Le erbe accompagnatrici

Molte “erbe accompagnatrici”, come vengono definite in agricoltura biologica, sono semplicemente i precursori selvatici delle piante coltivate. Il Topinambur per esempio, il cui tubero si trova ordinariamente in vendita al supermercato, ha anche una varietà spontanea: più piccola e dal meno spiccato sapore di carciofo. Ricco di vitamina B e A, ferro e sali minerali, in passato era chiamato anche “tartufo dei poveri” ed è diffusissimo nell’area del Delta del Po, dove si raccoglie proprio in questo periodo.

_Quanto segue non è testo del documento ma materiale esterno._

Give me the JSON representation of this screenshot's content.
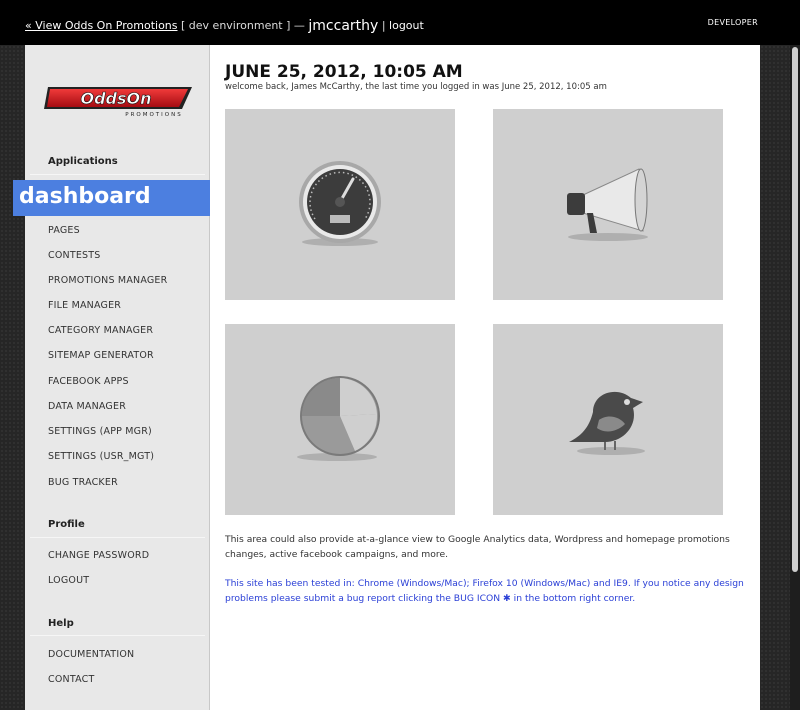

Ancora, l’Ortica è una delle piante erbacee più ricche di proteine  fino al 40% del peso secco, persino più della soia  e viene attirata dal ferro arrugginito o da alte concentrazioni di azoto; sarebbe meglio raccoglierla in zone selvatiche. L’autunno è il periodo giusto per raccogliere il Centocchio stellaria media, le cui foglie sono ricchissime di semi di proteine e acidi grassi: si possono preparare dei gustosi piatti, si può mangiare crudo, sbollentarlo come si fa con gli spinaci oppure frullarlo con polpa di cachi, succo di limone e noci. Per recuperare erbe “sicure” ci si potrebbe recare nelle aziende agricole biologiche che vendono i loro prodotti attraverso gruppi d’acquisto solidale e che spesso propongono giornate di raccolta. I partecipanti imparano a distinguerle e gli agricoltori riescono a ripulire i campi più in fretta. Una volta raccolte, prima di consumarle, basta sciacquarle con acqua e bicarbonato.